Reginald D Hunter is in trouble for using the N-word. The problem is, it's part of the title of his stand-up show, Pride and Prejudice and Niggas, which comes to London next week, and he wants to advertise it.
But his posters have been banned from the Underground for fear of offending commuters, and some newspapers have only agreed to print ads for it without the title.
Hunter is perplexed. "I thought you people were all cool," he observes, in a laidback, Deep-South drawl. He was born in Atlanta but moved to London in the late Nineties and, now 37, lives in Islington, where we have arranged to meet in a local café.
What he's most surprised about is that this objection should have arisen now, four months after he premiered the show - and title - in Edinburgh, where it won a Writers' Guild Award without raising an eyebrow.
"I can only speculate that this is a time where race is more of a heightened issue, because of war, immigration and a sense of 'let's not rock the boat; let's call people by their proper names so that nobody will bomb us'," he says.
"In an ideal world I'd get up, do my show, people make me mayor for a week then I go home. Instead I wake up five months after I wrote the motherf***** and people are mad."
Naturally, he hasn't missed the irony that, by banning his posters, Viacom, the company that owns London Underground advertising sites, has given him even better publicity. And it's all good material for his two-and-a-half week run at the Arts Theatre - "Now I won't get on to the actual show until the second half."

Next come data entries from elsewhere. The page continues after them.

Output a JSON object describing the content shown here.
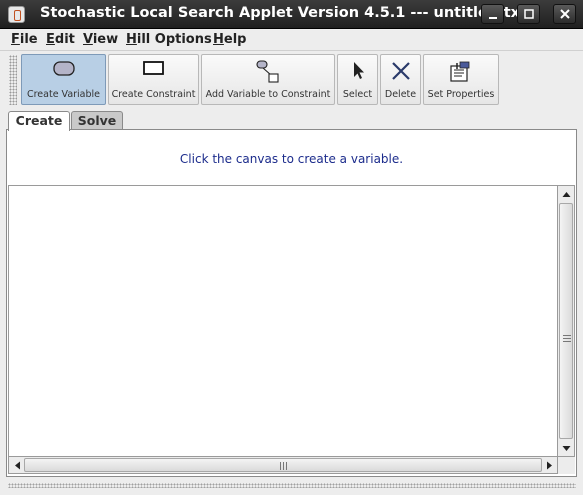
{
  "window": {
    "title": "Stochastic Local Search Applet Version 4.5.1 --- untitled.txt",
    "app_icon": "java-cup-icon",
    "controls": [
      {
        "name": "minimize",
        "icon": "minimize-icon"
      },
      {
        "name": "maximize",
        "icon": "maximize-icon"
      },
      {
        "name": "close",
        "icon": "close-icon"
      }
    ]
  },
  "menu": {
    "items": [
      {
        "label": "File",
        "mnemonic": "F",
        "rest": "ile"
      },
      {
        "label": "Edit",
        "mnemonic": "E",
        "rest": "dit"
      },
      {
        "label": "View",
        "mnemonic": "V",
        "rest": "iew"
      },
      {
        "label": "Hill Options",
        "mnemonic": "H",
        "rest": "ill Options"
      },
      {
        "label": "Help",
        "mnemonic": "H",
        "rest": "elp"
      }
    ]
  },
  "toolbar": {
    "buttons": [
      {
        "label": "Create Variable",
        "icon": "ellipse-icon",
        "selected": true
      },
      {
        "label": "Create Constraint",
        "icon": "rectangle-icon",
        "selected": false
      },
      {
        "label": "Add Variable to Constraint",
        "icon": "connect-icon",
        "selected": false
      },
      {
        "label": "Select",
        "icon": "pointer-icon",
        "selected": false
      },
      {
        "label": "Delete",
        "icon": "delete-x-icon",
        "selected": false
      },
      {
        "label": "Set Properties",
        "icon": "properties-icon",
        "selected": false
      }
    ]
  },
  "tabs": [
    {
      "label": "Create",
      "active": true
    },
    {
      "label": "Solve",
      "active": false
    }
  ],
  "content": {
    "message": "Click the canvas to create a variable."
  },
  "colors": {
    "titlebar": "#2a2a2a",
    "selected_button": "#b8cfe5",
    "message_text": "#1c2c8c"
  }
}
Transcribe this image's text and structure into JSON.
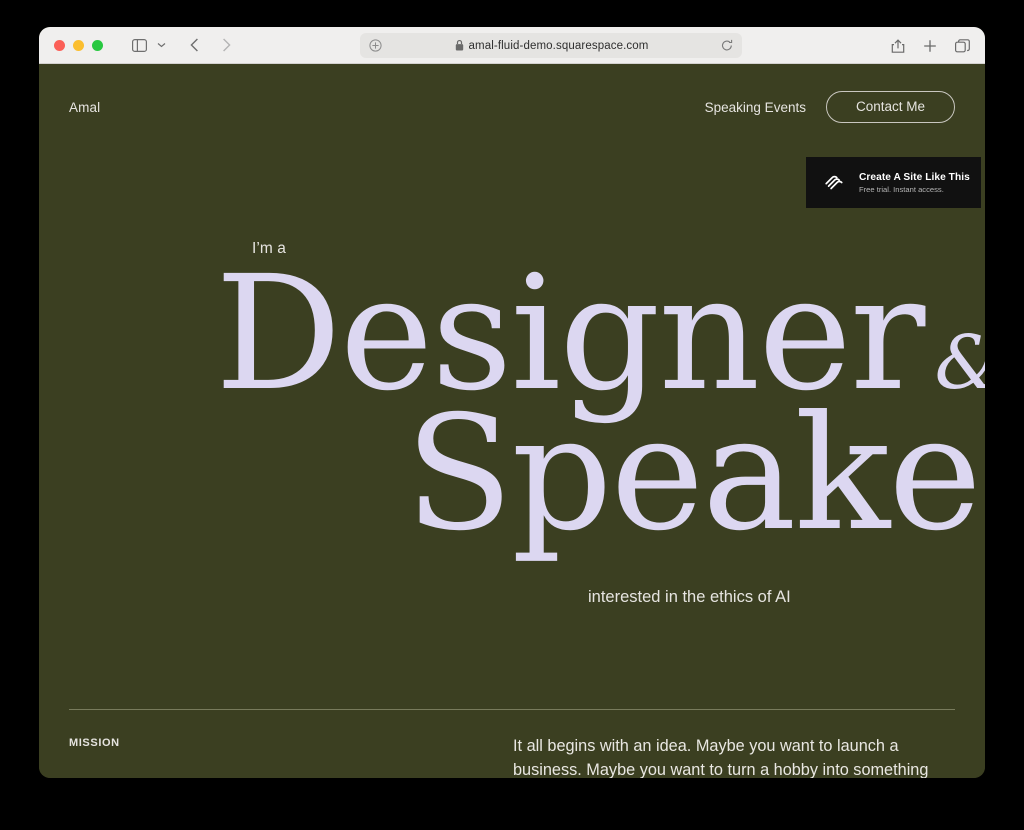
{
  "browser": {
    "url": "amal-fluid-demo.squarespace.com",
    "icons": {
      "sidebar": "sidebar-icon",
      "sidebar_chevron": "chevron-down-icon",
      "back": "chevron-left-icon",
      "forward": "chevron-right-icon",
      "reader": "reader-mode-icon",
      "lock": "lock-icon",
      "reload": "reload-icon",
      "share": "share-icon",
      "new_tab": "plus-icon",
      "tab_overview": "tab-overview-icon"
    },
    "traffic_lights": [
      {
        "name": "close",
        "color": "#fb5f57"
      },
      {
        "name": "minimize",
        "color": "#fbbe2e"
      },
      {
        "name": "maximize",
        "color": "#28c840"
      }
    ]
  },
  "site": {
    "logo": "Amal",
    "nav": {
      "link": "Speaking Events",
      "cta": "Contact Me"
    },
    "hero": {
      "eyebrow": "I’m a",
      "word_1": "Designer",
      "ampersand": "&",
      "word_2": "Speaker",
      "subtitle": "interested in the ethics of AI"
    },
    "mission": {
      "label": "MISSION",
      "text": "It all begins with an idea. Maybe you want to launch a business. Maybe you want to turn a hobby into something more. Don’t worry about it, be professional. Sound like you. There are many"
    },
    "colors": {
      "background": "#3B3F21",
      "headline": "#DCD7F1",
      "body_text": "#E6E4E0",
      "divider": "#8E9070"
    }
  },
  "promo": {
    "title": "Create A Site Like This",
    "subtitle": "Free trial. Instant access.",
    "icon": "squarespace-logo-icon",
    "background": "#111111"
  }
}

Hunter never meant to be a comedian. When he came to England nine years ago, it was to study drama at Rada. But after leaving he couldn't get any acting work and was sidetracked into standup - first in Birmingham, where he started out in the local club where Frank Skinner was the compere, then, back in London where there was more opportunity.
After that, he never looked back. He has twice been nominated for a Perrier Award, the comedy world's greatest endorsement, but the provocative nature of his act, particularly the way he would single out women in the audience and talk directly to them about their sexual fantasies, divided the judges.

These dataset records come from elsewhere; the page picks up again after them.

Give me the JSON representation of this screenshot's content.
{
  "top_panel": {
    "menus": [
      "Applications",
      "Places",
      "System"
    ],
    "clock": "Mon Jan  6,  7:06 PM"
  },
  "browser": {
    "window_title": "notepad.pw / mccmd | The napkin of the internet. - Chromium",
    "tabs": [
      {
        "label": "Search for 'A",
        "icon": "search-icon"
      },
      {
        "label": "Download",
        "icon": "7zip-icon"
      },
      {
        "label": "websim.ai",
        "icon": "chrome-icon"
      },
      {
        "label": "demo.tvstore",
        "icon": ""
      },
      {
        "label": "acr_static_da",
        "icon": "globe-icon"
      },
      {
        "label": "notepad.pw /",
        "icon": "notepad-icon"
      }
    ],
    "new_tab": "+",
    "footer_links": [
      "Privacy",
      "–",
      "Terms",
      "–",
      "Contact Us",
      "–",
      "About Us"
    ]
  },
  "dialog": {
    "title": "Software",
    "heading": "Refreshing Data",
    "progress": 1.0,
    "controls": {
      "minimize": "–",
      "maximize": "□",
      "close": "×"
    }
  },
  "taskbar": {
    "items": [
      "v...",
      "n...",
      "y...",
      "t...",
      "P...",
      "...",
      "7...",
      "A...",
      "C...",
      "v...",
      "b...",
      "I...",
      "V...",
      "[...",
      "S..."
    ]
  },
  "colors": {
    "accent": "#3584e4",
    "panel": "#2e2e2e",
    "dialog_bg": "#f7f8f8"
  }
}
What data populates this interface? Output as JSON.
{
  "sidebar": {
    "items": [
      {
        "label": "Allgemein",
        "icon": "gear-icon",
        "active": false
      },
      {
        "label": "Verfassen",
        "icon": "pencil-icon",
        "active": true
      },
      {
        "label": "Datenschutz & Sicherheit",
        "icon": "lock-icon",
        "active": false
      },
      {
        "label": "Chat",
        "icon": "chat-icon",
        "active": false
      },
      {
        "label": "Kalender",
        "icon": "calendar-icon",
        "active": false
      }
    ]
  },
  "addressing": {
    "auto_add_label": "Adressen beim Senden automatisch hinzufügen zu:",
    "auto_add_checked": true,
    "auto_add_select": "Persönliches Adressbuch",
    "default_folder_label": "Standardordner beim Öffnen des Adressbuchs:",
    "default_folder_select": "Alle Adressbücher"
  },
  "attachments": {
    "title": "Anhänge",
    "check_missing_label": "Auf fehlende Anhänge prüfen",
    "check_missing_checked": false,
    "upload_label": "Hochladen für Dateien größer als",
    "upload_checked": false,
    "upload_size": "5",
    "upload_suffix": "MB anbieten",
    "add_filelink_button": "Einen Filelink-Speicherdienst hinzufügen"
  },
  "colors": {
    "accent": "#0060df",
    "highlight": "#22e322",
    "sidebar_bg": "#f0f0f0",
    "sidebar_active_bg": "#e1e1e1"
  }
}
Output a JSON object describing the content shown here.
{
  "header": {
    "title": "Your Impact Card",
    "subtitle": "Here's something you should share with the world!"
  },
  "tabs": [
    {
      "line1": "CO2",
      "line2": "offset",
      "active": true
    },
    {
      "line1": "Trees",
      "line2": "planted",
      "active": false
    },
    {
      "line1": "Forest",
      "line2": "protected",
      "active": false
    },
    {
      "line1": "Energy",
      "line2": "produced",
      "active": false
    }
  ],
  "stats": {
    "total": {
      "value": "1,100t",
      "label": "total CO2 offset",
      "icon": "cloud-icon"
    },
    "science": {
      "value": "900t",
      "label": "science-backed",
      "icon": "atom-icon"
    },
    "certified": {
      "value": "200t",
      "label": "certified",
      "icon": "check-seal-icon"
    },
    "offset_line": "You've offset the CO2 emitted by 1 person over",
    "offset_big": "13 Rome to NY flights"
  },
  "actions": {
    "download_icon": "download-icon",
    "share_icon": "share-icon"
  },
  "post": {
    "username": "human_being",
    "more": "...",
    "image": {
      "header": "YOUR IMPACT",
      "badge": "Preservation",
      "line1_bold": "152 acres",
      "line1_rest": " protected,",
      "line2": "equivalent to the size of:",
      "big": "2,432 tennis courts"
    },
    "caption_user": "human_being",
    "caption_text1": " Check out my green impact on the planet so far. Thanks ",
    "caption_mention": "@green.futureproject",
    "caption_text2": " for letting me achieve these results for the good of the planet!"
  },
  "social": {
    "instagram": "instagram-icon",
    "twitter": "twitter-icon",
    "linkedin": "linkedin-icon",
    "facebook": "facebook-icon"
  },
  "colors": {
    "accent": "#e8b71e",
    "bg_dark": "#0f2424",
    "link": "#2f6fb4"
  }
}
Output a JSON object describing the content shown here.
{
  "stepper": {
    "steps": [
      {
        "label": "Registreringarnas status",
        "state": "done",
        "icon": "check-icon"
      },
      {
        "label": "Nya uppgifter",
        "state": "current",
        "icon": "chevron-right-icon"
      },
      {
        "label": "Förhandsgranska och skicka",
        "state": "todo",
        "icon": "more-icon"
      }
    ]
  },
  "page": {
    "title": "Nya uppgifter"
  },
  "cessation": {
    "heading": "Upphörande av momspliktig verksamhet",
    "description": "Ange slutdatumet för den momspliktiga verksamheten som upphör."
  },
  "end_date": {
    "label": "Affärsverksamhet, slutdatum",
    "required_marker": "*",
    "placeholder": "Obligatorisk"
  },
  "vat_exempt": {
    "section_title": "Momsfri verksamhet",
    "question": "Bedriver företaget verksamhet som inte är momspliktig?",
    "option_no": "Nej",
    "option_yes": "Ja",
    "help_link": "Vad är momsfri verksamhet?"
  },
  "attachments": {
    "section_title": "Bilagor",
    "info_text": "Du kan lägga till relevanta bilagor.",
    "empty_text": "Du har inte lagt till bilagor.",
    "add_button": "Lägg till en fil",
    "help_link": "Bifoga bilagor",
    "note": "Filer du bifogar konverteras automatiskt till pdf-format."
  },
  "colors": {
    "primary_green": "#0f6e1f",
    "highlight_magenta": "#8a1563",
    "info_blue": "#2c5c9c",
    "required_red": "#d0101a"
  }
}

While some accused him of misogyny, others championed his charm and effortless performance skills, which have led to him being lazily dubbed the Samuel L Jackson of stand-up.
Onstage he is one of the most mesmerising storytellers you'll encounter, drawing together the best elements of confrontational stand-up while tackling issues such as tolerance and the need for honesty. Now, having teetered on the brink of mainstream success for some years, he finds himself thrust into the spotlight.
The N-word issue is inescapable at the moment. Days after I meet Hunter, Michael Richards, the white comic actor who played Kramer in the sitcom Seinfeld, hit the headlines for using the word to silence black hecklers in his audience in the United States.